"Some of these e-mails, at least out of context, would lead one to believe that some of those kinds of things went on [at Piper]," Bortner says. U.S. Bancorp has a major commercial banking presence in Washington.
Since May, Bortner has been heading up the investigation of Piper as part of a national probe of brokerage firms involving regulators from a dozen states.
The Piper investigation, which Bortner believes is one of the largest her department has undertaken, centers on 21 compact disks' worth of Piper records involving tens of thousands of e-mails going back roughly three years. "We're going back to the heyday," she says. Between 1999 and 2001, Piper helped underwrite initial public offerings for more than 130 businesses, including many tech companies. Though the investigation has "gotten quite far," an end date has not yet been set, and regulators continue to take depositions from Piper employees. Bortner states that given the evidence collected, talk of a monetary settlement and a commitment by the firm to change its policies is "not premature," but says such talks have not yet taken place.

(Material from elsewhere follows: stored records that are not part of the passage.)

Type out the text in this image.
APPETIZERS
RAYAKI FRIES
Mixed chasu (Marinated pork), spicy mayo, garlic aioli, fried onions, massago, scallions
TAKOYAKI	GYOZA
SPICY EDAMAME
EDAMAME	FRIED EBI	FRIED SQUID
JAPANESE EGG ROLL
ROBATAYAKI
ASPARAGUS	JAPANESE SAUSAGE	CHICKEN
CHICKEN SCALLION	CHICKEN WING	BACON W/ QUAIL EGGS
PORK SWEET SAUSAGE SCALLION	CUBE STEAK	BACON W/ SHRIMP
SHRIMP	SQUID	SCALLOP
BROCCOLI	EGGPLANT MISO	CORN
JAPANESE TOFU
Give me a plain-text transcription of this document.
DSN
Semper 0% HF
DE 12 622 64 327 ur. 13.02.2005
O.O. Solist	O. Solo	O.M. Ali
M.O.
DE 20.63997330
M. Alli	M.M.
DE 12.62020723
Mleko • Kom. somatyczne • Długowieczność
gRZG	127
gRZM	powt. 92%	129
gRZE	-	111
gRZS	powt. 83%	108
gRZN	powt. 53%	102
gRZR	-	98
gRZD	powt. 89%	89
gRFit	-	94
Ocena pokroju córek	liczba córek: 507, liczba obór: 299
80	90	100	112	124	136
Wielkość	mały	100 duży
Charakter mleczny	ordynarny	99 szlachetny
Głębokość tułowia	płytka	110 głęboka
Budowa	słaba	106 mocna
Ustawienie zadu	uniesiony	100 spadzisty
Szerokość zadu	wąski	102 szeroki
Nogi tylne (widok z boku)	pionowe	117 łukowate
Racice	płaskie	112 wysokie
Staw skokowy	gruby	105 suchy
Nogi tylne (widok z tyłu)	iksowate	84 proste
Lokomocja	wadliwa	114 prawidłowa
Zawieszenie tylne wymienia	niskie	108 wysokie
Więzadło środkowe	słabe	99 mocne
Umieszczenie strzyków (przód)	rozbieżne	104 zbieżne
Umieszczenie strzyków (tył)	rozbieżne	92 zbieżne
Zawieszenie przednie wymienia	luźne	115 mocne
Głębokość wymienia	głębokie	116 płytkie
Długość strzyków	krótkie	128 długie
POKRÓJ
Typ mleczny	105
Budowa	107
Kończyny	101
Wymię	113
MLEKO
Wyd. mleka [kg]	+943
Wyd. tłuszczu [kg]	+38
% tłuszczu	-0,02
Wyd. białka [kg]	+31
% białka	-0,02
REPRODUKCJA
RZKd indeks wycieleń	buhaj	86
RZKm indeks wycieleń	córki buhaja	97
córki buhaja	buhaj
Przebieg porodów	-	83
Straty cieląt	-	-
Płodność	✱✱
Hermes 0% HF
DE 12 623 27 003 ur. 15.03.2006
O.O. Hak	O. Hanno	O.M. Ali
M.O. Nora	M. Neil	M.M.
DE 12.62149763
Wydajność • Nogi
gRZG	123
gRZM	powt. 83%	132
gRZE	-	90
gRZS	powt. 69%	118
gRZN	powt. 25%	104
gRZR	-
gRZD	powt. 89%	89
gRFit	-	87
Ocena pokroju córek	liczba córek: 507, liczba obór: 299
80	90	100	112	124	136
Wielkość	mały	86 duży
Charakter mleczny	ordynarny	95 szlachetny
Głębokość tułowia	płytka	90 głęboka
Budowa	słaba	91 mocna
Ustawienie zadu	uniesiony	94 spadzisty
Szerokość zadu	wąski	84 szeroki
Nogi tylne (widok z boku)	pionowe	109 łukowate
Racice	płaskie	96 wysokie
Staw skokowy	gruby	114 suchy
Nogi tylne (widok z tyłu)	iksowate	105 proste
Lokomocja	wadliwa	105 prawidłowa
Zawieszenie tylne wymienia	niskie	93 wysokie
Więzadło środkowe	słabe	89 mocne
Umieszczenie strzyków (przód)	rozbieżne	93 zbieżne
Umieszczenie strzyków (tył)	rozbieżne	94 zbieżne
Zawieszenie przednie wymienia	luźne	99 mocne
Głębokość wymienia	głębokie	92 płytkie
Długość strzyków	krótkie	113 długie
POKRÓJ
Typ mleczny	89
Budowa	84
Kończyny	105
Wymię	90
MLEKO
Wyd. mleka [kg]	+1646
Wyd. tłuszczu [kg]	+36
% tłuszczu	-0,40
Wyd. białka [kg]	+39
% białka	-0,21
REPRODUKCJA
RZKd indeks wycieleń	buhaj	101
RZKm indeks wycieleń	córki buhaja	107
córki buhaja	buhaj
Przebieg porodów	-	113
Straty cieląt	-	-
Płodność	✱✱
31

The national effort, organized by the North American Securities Administrators Association, began after New York Attorney General Eliot Spitzer uncovered e-mails in which a star Merrill Lynch analyst privately derided some Internet companies while publicly giving them top ratings, generating large fees for Merrill's bankers. Many of the companies later went under. The devastating revelations drove Merrill to settle with Spitzer for $100 million.
"We didn't get the speediest response from [Piper]," Bortner says, adding that the company continues to resist some requests from regulators. Piper did not return calls.